Tous les meubles de la petite pièce tremblaient. Impossible de dormir. Le professeur Heirich tira le cordon de sa lampe de chevet qui s’éclaira aussitôt. C’était probablement l’excitation du voyage. Il réfléchit un instant assis sur son oreiller. En général, dans ce cas-là, la lecture de la bible l’apaisait. Il ouvrit le tiroir de sa table de nuit en sortit la Bible ne laissant au fond de ce tiroir qu’une vieille plume au bout noir d’encre et un trousseau de clé flambant neuf. Il se rallongea, appuya le coussin contre le mur et son dos contre le coussin. Il ouvrit sa Bible et prit une page au hasard… La Genèse, Chapitre onze… Il entama une lecture silencieuse :
« Les hommes trouvèrent une large vallée et s’y installèrent…
pour bâtir une ville dont le sommet touche le ciel !
Mais le seigneur, fâché de leur arrogance, abattit sa colère sur eux. »

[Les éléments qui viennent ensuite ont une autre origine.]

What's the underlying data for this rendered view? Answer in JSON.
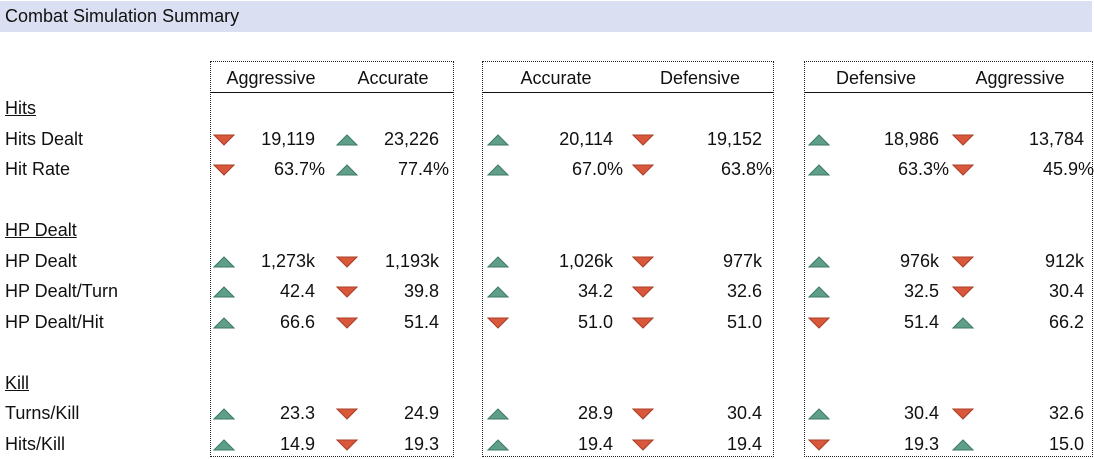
{
  "title": "Combat Simulation Summary",
  "colors": {
    "up": "#5f9f8a",
    "up_border": "#3f7a66",
    "down": "#d9573a",
    "down_border": "#a9402a",
    "title_bg": "#dae0f2"
  },
  "rows": [
    {
      "label": "Hits",
      "section": true
    },
    {
      "label": "Hits Dealt",
      "cells": [
        [
          "down",
          "19,119"
        ],
        [
          "up",
          "23,226"
        ],
        [
          "up",
          "20,114"
        ],
        [
          "down",
          "19,152"
        ],
        [
          "up",
          "18,986"
        ],
        [
          "down",
          "13,784"
        ]
      ]
    },
    {
      "label": "Hit Rate",
      "cells": [
        [
          "down",
          "63.7%"
        ],
        [
          "up",
          "77.4%"
        ],
        [
          "up",
          "67.0%"
        ],
        [
          "down",
          "63.8%"
        ],
        [
          "up",
          "63.3%"
        ],
        [
          "down",
          "45.9%"
        ]
      ]
    },
    {
      "label": "",
      "blank": true
    },
    {
      "label": "HP Dealt",
      "section": true
    },
    {
      "label": "HP Dealt",
      "cells": [
        [
          "up",
          "1,273k"
        ],
        [
          "down",
          "1,193k"
        ],
        [
          "up",
          "1,026k"
        ],
        [
          "down",
          "977k"
        ],
        [
          "up",
          "976k"
        ],
        [
          "down",
          "912k"
        ]
      ]
    },
    {
      "label": "HP Dealt/Turn",
      "cells": [
        [
          "up",
          "42.4"
        ],
        [
          "down",
          "39.8"
        ],
        [
          "up",
          "34.2"
        ],
        [
          "down",
          "32.6"
        ],
        [
          "up",
          "32.5"
        ],
        [
          "down",
          "30.4"
        ]
      ]
    },
    {
      "label": "HP Dealt/Hit",
      "cells": [
        [
          "up",
          "66.6"
        ],
        [
          "down",
          "51.4"
        ],
        [
          "down",
          "51.0"
        ],
        [
          "down",
          "51.0"
        ],
        [
          "down",
          "51.4"
        ],
        [
          "up",
          "66.2"
        ]
      ]
    },
    {
      "label": "",
      "blank": true
    },
    {
      "label": "Kill",
      "section": true
    },
    {
      "label": "Turns/Kill",
      "cells": [
        [
          "up",
          "23.3"
        ],
        [
          "down",
          "24.9"
        ],
        [
          "up",
          "28.9"
        ],
        [
          "down",
          "30.4"
        ],
        [
          "up",
          "30.4"
        ],
        [
          "down",
          "32.6"
        ]
      ]
    },
    {
      "label": "Hits/Kill",
      "cells": [
        [
          "up",
          "14.9"
        ],
        [
          "down",
          "19.3"
        ],
        [
          "up",
          "19.4"
        ],
        [
          "down",
          "19.4"
        ],
        [
          "down",
          "19.3"
        ],
        [
          "up",
          "15.0"
        ]
      ]
    }
  ],
  "comparisons": [
    {
      "headers": [
        "Aggressive",
        "Accurate"
      ]
    },
    {
      "headers": [
        "Accurate",
        "Defensive"
      ]
    },
    {
      "headers": [
        "Defensive",
        "Aggressive"
      ]
    }
  ]
}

« Une belle parabole sur l’orgueil des hommes et leur impuissance devant la nature qui se déchaîne… », se dit le professeur pensif.

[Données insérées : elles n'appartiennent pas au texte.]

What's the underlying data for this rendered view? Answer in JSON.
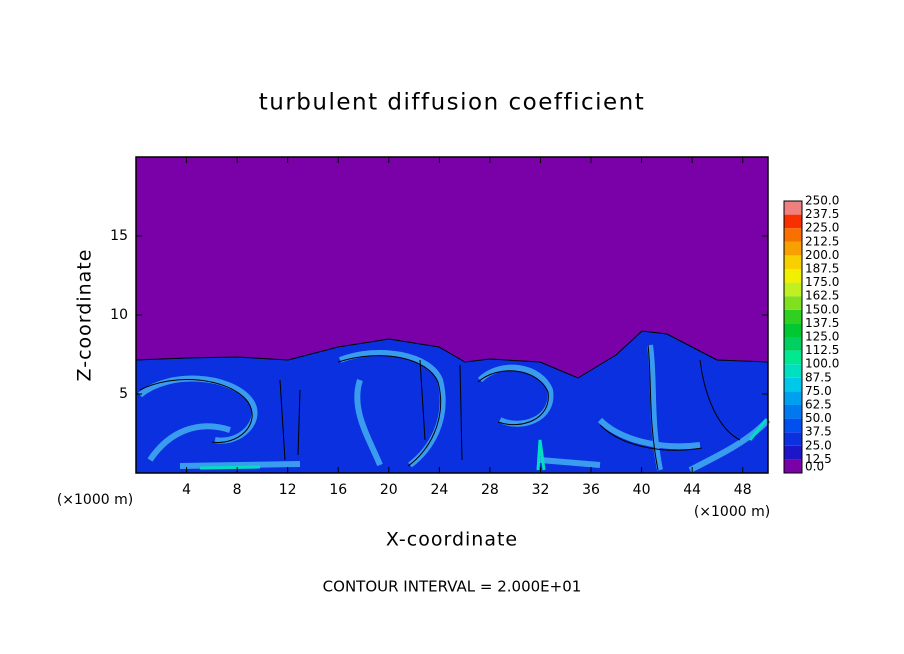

Il fut soudain pris d’un sombre pressentiment. Il se leva lentement, enfila son habituel chapeau haut de forme et sa gabardine noire par-dessus son pyjama à rayures, et quitta sa cabine. Il sortit prendre l’air sur le pont du plus long paquebot que les humains eurent jamais osé construire pour se changer les idées.
Pendant ce temps, le Titanic tenait son cap vers les mers arctiques…
Ce texte est une adaptation d’une courte bande dessinée que j’ai tiré du journal Spirou… Le scénario initial vient d’un auteur que je ne connaissais pas avant: Alcante. C’est à lui que reviennent tous les mérites…
Enfin, si vous trouvez qu’il y en a… (Je ne suis pas croyant, mais j’ai trouvé le rapprochement subtil.)